21

It was ten to six by the time we got back to the incident room. Tina had already received the list from Harrow and was going through it. Malik and I got coffees and sat down and helped her. It was a long, boring job, but by seven o’clock when we’d checked and double-checked a dozen times, we were all forced to conclude that none of the registered owners of Meganes appeared on the list of those who’d bought the suits.

Tina was disappointed. ‘All that work. For nothing.’

‘Life would be too easy without setbacks,’ Malik told her, with a reassuring smile.

‘I couldn’t have put it better myself,’ I said. ‘Come on, let’s get a drink. We’ve all earned one, and it’s Rich Jacobs’ leaving do over at the Roving Wolf.’

Rich Jacobs was a DC who’d been at the station for four years and was now emigrating to Australia, where his wife came from. He’d got a job with the police in Perth, and was young enough to make a good go of it. A lot of people at the station were saying that they’d like to have done the same thing, and on my bad days I was inclined to agree with them. Having had a car wheel almost park itself on my head only a few hours earlier, I was counting today as one of the bad ones.

The do had already started by the time Tina and I got over there, Malik having declined our offer to join us (‘I can’t go to the leaving party of a guy I wouldn’t even be able to pick out in an ID parade’ being his fairly reasonable excuse), and there were a good twenty CID in the place, including DCI Knox. As I bought us both drinks, and put one in for Rich, I managed to persuade Tina that there was no point getting down about what had happened, and she took me at my word, sinking five G and Ts in the first hour, and sinking her blues with them. For a while I watched her as she immersed herself in various conversations, more often than not the centre of attention within them, then decided that maybe I was being too obvious about gawking at her, and got involved in my own conversations with colleagues I hadn’t had much of a chance to talk with in a while.

In the end, it turned out to be a good night, made all the better by the relief I felt at having avoided serious injury during the Panner chase. By half-nine I was drunk and had my arm slung round Rich Jacobs’ shoulders as I told him how much I was going to miss him. As I recall, he gave me a look that suggested the feeling might not have been entirely mutual.

‘I don’t think I’ve ever seen you hammered, guv,’ I vaguely remember him saying.

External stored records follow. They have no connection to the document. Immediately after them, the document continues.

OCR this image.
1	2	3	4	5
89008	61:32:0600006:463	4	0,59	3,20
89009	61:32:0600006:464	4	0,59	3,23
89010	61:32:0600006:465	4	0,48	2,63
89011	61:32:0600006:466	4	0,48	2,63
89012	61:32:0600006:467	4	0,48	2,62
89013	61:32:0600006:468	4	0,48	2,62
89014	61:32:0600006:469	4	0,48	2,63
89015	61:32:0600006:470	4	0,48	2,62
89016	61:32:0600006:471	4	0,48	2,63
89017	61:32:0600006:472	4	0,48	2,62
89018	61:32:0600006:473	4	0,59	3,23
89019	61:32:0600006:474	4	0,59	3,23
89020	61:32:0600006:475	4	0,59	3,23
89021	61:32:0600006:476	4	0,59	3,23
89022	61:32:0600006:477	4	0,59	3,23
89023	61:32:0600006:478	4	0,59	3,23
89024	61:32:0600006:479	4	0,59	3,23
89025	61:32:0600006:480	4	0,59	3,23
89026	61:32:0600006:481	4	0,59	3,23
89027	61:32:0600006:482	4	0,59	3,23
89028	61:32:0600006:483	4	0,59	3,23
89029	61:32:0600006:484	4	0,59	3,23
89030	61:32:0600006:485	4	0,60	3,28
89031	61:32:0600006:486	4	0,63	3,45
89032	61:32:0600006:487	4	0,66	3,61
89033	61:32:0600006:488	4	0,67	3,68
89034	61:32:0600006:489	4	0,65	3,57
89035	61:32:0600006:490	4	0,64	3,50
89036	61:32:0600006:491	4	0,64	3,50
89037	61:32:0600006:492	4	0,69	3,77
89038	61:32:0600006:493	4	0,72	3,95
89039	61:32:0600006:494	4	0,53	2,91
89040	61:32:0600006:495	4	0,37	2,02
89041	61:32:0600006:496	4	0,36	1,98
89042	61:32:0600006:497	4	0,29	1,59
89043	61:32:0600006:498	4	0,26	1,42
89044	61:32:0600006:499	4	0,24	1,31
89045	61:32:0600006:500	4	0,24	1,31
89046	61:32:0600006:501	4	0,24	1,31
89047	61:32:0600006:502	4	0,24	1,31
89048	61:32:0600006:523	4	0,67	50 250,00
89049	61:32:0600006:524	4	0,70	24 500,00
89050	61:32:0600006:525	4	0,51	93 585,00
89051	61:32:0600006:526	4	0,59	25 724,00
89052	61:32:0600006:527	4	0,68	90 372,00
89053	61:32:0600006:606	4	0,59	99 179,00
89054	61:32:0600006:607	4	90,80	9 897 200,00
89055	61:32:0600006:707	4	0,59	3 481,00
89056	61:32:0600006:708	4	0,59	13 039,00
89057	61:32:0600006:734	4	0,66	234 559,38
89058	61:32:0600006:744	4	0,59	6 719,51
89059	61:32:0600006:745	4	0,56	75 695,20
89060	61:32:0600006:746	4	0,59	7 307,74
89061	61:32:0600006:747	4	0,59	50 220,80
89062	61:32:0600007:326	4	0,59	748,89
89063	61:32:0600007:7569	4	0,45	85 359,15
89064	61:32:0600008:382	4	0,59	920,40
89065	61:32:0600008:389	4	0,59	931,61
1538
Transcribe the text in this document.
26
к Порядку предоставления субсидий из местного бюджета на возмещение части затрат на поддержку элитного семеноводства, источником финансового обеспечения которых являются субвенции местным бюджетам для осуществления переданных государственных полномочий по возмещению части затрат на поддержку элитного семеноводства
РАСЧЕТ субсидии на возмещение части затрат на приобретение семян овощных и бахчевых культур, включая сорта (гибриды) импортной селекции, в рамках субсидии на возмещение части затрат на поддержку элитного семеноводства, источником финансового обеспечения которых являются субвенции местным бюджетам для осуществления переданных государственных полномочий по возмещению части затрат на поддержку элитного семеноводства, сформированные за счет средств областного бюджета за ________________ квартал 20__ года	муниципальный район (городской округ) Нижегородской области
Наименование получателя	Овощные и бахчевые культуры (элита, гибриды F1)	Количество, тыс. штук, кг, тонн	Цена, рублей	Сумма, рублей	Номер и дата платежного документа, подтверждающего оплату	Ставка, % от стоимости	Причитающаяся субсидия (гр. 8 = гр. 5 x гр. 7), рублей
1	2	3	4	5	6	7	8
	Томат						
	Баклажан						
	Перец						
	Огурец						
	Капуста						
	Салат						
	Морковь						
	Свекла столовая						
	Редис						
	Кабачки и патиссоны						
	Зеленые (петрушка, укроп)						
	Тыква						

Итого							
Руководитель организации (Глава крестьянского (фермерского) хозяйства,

‘Make the most of it,’ I told him. ‘It’s the only time I ever buy the drinks.’

Then, in a moment of madness, I bought him a double Remy.

At quarter to ten, I ate a bowl of chilli at the bar in a vain effort to soak up some of the excess alcohol, but it was way too late for that, and at twenty past I decided to call it a night. Tina and I had hardly spoken all evening, keen as always not to let on that we were lovers, and we’d agreed on our way over that we’d go our separate ways and at different times. I went first, wobbling out the door, leaving her chatting to two young DCs who both looked like they fancied their chances. I felt a pang of jealousy, which was quickly replaced by a need to get home.

In the taxi on the way back to my flat, I remember thinking that, even with all the leads we were picking up, the solution to the case still seemed a long way away.

It never occurred to me that we were already moving rapidly and inexorably towards the endgame.